Eliot also constantly emphasises the pollution and grimy quality of the city; "The burnt-out ends of smoky days," "grimy scraps ... and newspapers" and "ta blackened street."The colour black also emphasises the death of nature and beauty with it. In particular, Eliot uses the technique of taking something natural and potentially beautiful and turning it into rubbish. For example describing the fallen leaves as "withered" and swirling about your feet turns them into another kind of rubbish and later, Eliot talks of "sparrows in the gutters," which symbolises how nature has fallen under the industrialisation and also makes the sparrows appear to be rats.

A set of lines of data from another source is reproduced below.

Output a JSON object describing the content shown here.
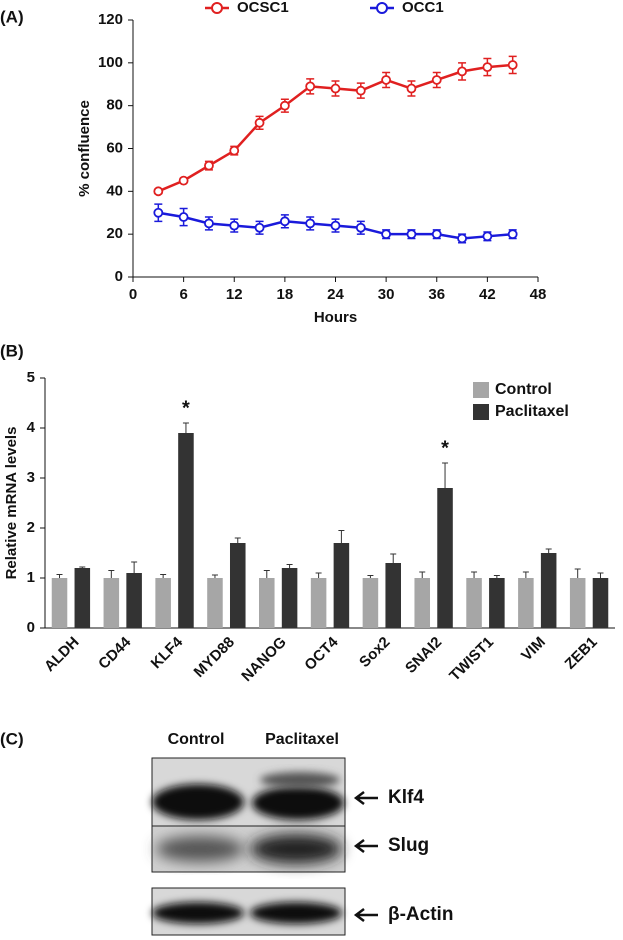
{
  "chart_data": [
    {
      "type": "line",
      "panel_label": "(A)",
      "xlabel": "Hours",
      "ylabel": "% confluence",
      "x": [
        3,
        6,
        9,
        12,
        15,
        18,
        21,
        24,
        27,
        30,
        33,
        36,
        39,
        42,
        45
      ],
      "series": [
        {
          "name": "OCSC1",
          "color": "#e02020",
          "values": [
            40,
            45,
            52,
            59,
            72,
            80,
            89,
            88,
            87,
            92,
            88,
            92,
            96,
            98,
            99
          ],
          "errors": [
            1,
            1,
            2,
            2,
            3,
            3,
            3.5,
            3.5,
            3.5,
            3.5,
            3.5,
            3.5,
            4,
            4,
            4
          ]
        },
        {
          "name": "OCC1",
          "color": "#1a1adb",
          "values": [
            30,
            28,
            25,
            24,
            23,
            26,
            25,
            24,
            23,
            20,
            20,
            20,
            18,
            19,
            20
          ],
          "errors": [
            4,
            4,
            3,
            3,
            3,
            3,
            3,
            3,
            3,
            2,
            2,
            2,
            2,
            2,
            2
          ]
        }
      ],
      "xlim": [
        0,
        48
      ],
      "xticks": [
        0,
        6,
        12,
        18,
        24,
        30,
        36,
        42,
        48
      ],
      "ylim": [
        0,
        120
      ],
      "yticks": [
        0,
        20,
        40,
        60,
        80,
        100,
        120
      ],
      "legend": "top"
    },
    {
      "type": "bar",
      "panel_label": "(B)",
      "ylabel": "Relative mRNA levels",
      "categories": [
        "ALDH",
        "CD44",
        "KLF4",
        "MYD88",
        "NANOG",
        "OCT4",
        "Sox2",
        "SNAI2",
        "TWIST1",
        "VIM",
        "ZEB1"
      ],
      "series": [
        {
          "name": "Control",
          "color": "#a6a6a6",
          "values": [
            1,
            1,
            1,
            1,
            1,
            1,
            1,
            1,
            1,
            1,
            1
          ],
          "errors": [
            0.07,
            0.15,
            0.07,
            0.06,
            0.15,
            0.1,
            0.05,
            0.12,
            0.12,
            0.12,
            0.18
          ]
        },
        {
          "name": "Paclitaxel",
          "color": "#333333",
          "values": [
            1.2,
            1.1,
            3.9,
            1.7,
            1.2,
            1.7,
            1.3,
            2.8,
            1.0,
            1.5,
            1.0
          ],
          "errors": [
            0.02,
            0.22,
            0.2,
            0.1,
            0.07,
            0.25,
            0.18,
            0.5,
            0.05,
            0.08,
            0.1
          ]
        }
      ],
      "annotations": [
        {
          "text": "*",
          "category": "KLF4"
        },
        {
          "text": "*",
          "category": "SNAI2"
        }
      ],
      "ylim": [
        0,
        5
      ],
      "yticks": [
        0,
        1,
        2,
        3,
        4,
        5
      ],
      "legend": "top-right"
    }
  ],
  "blot": {
    "panel_label": "(C)",
    "lanes": [
      "Control",
      "Paclitaxel"
    ],
    "bands": [
      "Klf4",
      "Slug",
      "β-Actin"
    ]
  }
}
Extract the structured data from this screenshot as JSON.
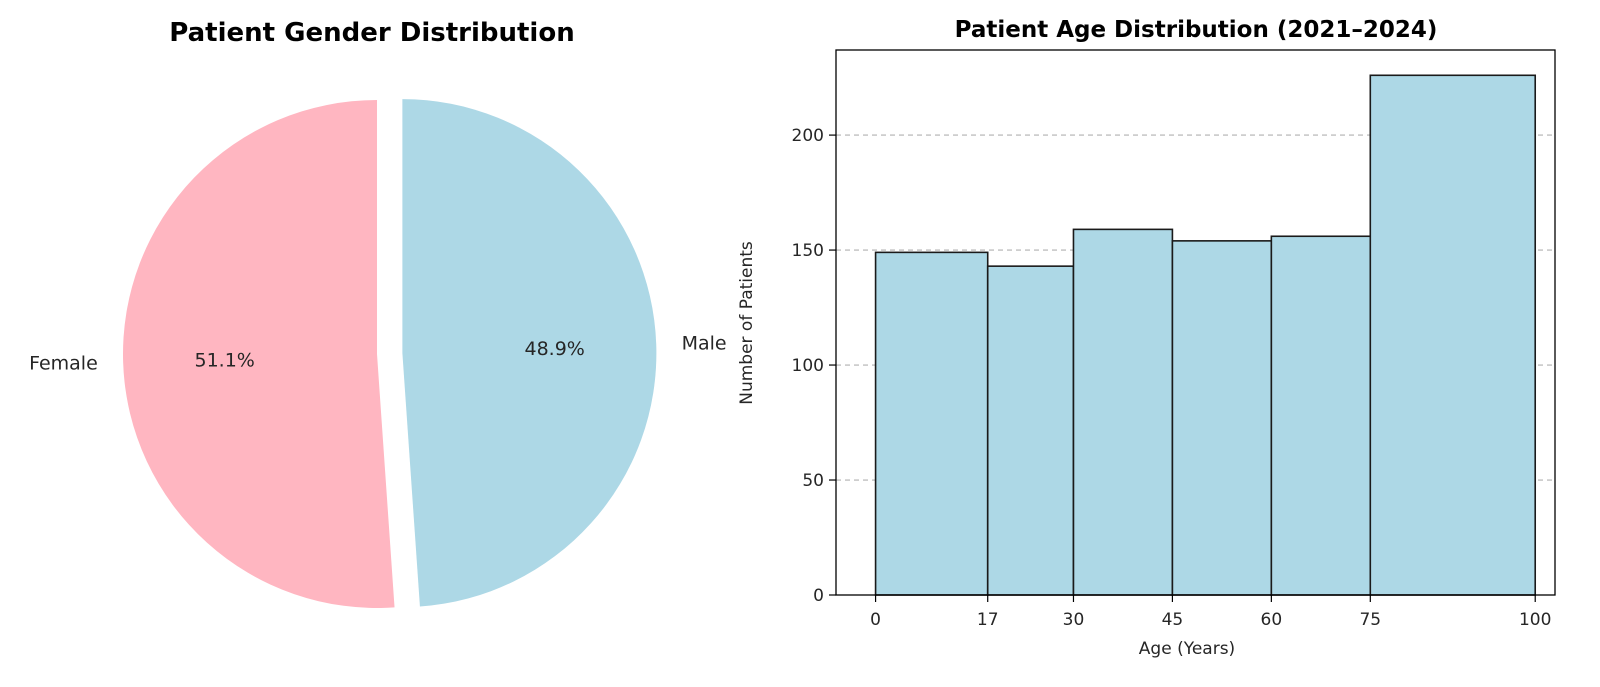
{
  "colors": {
    "female": "#ffb6c1",
    "male": "#add8e6",
    "bar_fill": "#add8e6",
    "bar_edge": "#1a1a1a",
    "grid": "#b0b0b0"
  },
  "chart_data": [
    {
      "type": "pie",
      "title": "Patient Gender Distribution",
      "labels": [
        "Female",
        "Male"
      ],
      "values": [
        51.1,
        48.9
      ],
      "pct_labels": [
        "51.1%",
        "48.9%"
      ],
      "explode": [
        0,
        0.1
      ],
      "start_angle_deg": 90,
      "colors": [
        "#ffb6c1",
        "#add8e6"
      ]
    },
    {
      "type": "bar",
      "title": "Patient Age Distribution (2021–2024)",
      "xlabel": "Age (Years)",
      "ylabel": "Number of Patients",
      "bin_edges": [
        0,
        17,
        30,
        45,
        60,
        75,
        100
      ],
      "values": [
        149,
        143,
        159,
        154,
        156,
        226
      ],
      "xticks": [
        "0",
        "17",
        "30",
        "45",
        "60",
        "75",
        "100"
      ],
      "yticks": [
        "0",
        "50",
        "100",
        "150",
        "200"
      ],
      "xlim": [
        -6,
        103
      ],
      "ylim": [
        0,
        237
      ],
      "grid": "y dashed"
    }
  ]
}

"And then the lighting of the lamps" could be a reference to "And then there was light" in the bible, which would give us a sense of hope for the next day. However when "The morning comes to consciousness," the grime is still there, except now we are seeing it in a different light. The thick, pungent "smells of steaks" has become "faint stale smells of beer"which indicate that he has been drunk the night before and brings connotations of disorder and regret as subtly indicating that he might be trying to drown his sorrows. Furthermore, his lack of presence could suggest that he is claiming the entire city is trying to drown its sorrows, full of regret.

Also, Eliot's fragmentation of people by describing them only as body parts makes them seem almost like objects, lifeless and possessing no actual connection with each other.

At the time of writing this poem, many men were feeling insecure about their masculinity as women were gaining a more important role. This can be seen in stanza three in that the narrator doesn't seem to have any real contact with the prostitute, but merely observes her from a distance.
He also applies quite a judgemental tone towards the prostitute when he says "The thousand sordid images/ Of which your soul was constituted"but he then goes on to apply that judgement to the city itself; "You had such a vision of the street/ As the street hardly understands." His choice of the second person here also brings an implication of accusation to his writing.

"His soul stretched tight across the skies" brings to mind the idea of a crucifixion as if whomever "he" is, perhaps god? has given up his soul for the industrialisation that built the "city block." Furthermore the description of sunsets as "skies/ That fade behind a city block," emphasises the destruction of nature by the cities and the new industrious modern era.

The final stanza is quite ambiguous in its reference to "the notion of some infinitely gentle/ Infinitely suffering thing." Could it be nature or purity? as everything else in the poem seems to be dirtied. It could even be god who is suffering at the hands of humanity who are destroying the natural beauty which he made the world in. Then the direction to "wipe you hand across your mouth" adds the idea of uncleanliness again "and laugh"seems almost full of hatred an irony, rather than its normal connotations of happiness.